Q: What are the biggest challenges you have to help clients get past when they are implementing a graph database?
A: Getting past their comfort level with relational databases, given their long-standing familiarity with that technology. We have to encourage developers to learn about this new way of doing things, which will ultimately make their lives, and the lives of those around them, simpler and easier. But the psychological barrier is there, as it was even for those of us that work on graphs every day.
Q: What are the biggest opportunities in the evolution of graph databases?
A: Right now, AI and ML are probably the areas that have the most potential to utilize the power of graph databases. AI seems an even greater technology wave than we’ve seen with Spark and Hadoop. The graph is already being used as a model for AI in fraud detection, e-government, and everyday life in the B2C and B2B world. It’s just a matter of continuing to evangelize graphs and letting more people know that there is a better solution out there.
Despite AI and ML having a ton of momentum right now, we are also continuing to focus heavily on other projects within industries like retail and finance that can make huge impacts on the profit margins of companies.
Q: What do developers need to do to become more proficient with graph databases?
A: First, I think we need to understand and be honest about the limits of our current technology and understand when we’ve gone beyond a point of diminishing returns — fancier and fancier indexes don’t scale.
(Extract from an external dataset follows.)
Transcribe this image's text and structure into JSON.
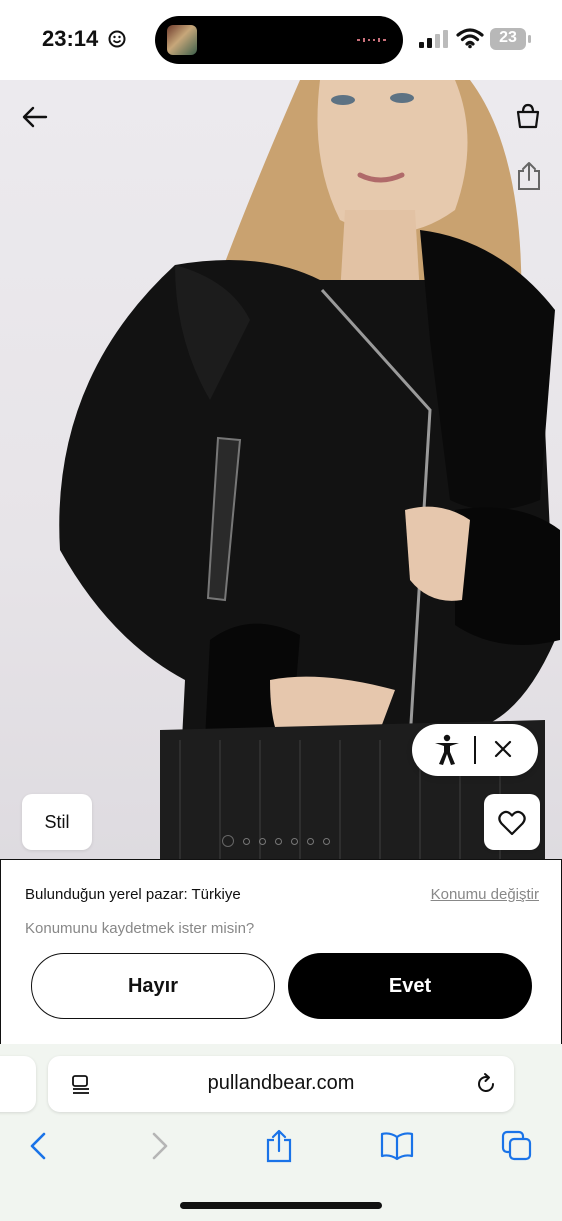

Approach graph databases with an open mind and be willing to learn, as life may well become easier after getting a better grasp on the technology.
If you are currently getting poor performance out of your relational database, I encourage people to spend an afternoon testing Neo4j to see if you can make some progress on the problem or problems you’ve been running into. If you’re able to make ample headway, we may be a great fit for you!
Finally, having been a developer myself, I know that a developer’s work is often driven by your impact on business value. In order to help create the next big wave in making further advancements on business value, I think that injecting an element of computer science into your work with data will go a long way. This computer science aspect will help you multiply business value when working with data and graph databases are a core aspect of this initiative.